# recipe for a backpacking trip...



## polarbear78 (Jan 26, 2011)

anyone have any ideas for fish when I go backpacking on Manitou Island next month? From what I understand no ground fires are allowed...only little back packing stoves....


----------



## doogie mac (Oct 24, 2010)

Sounds like youll be on the north manitou eh? Great place! Used to kayak out to the manitous and camp. Wish i could say i had fish,but peanut butter and crackers and rommin noodles were the staples...
Lots of shore lunch kits you can get-or whip up your own fry mix.
Im sure others will follow with suggestions as well. I miss the manitou islands!!!!


----------



## jimbo (Dec 29, 2007)

we've been camping\fishing there for about 12-15 yrs. (july\aug)
great smally lake. 18" keeper isn't that hard to do sometimes. we do use belly boats though to get us out.
fish fries with min. grease because grease is heavy. Bro-in-law makes some special secret batter that we take

sounds like the water will be COLD on your trip, but i bet that time of yr pays off. good luck


----------



## StiffNeckRob (Apr 19, 2007)

I've been going several times a year for over 5 years now.
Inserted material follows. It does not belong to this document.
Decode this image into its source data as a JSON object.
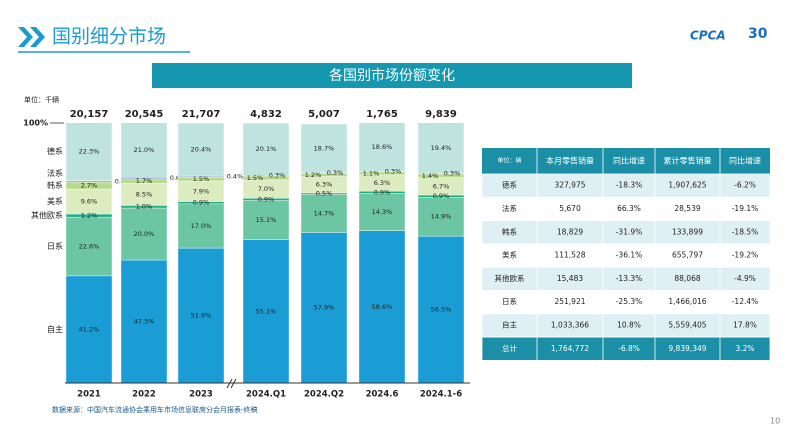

There 2 things....make that 3 to keep in mind.

- Keep camp 300' away from the water or YOU WILL be ticketed.
- Don't make a fire...if there even is a evidence of a fire at your site you could be ticketed.
- Please pack your trash out...and then a little more. The ever increasing amount of trash on the island is very discouraging.

Fish batters are easy....pick you mix and add water. Just remember to filter or boil your water. Please remember that an 18" small mouth really is more then enough for one guy...and they really aren't as good of eating as some of the other fish that we all go after.

Recipes depend on how long you're staying for. Noodles and tuna pouches can be a good lunch. The instant Idahoan mashed potatoes fit very well into one of the disposable tupperware containers and go well with fish. It all depends on how long you're going for and what your tastes are. I personally also like smoked salmon and pasta noodles, jerky and noodles and a few of the Mountain House meals.


----------



## polarbear78 (Jan 26, 2011)

Thanks for the help!


----------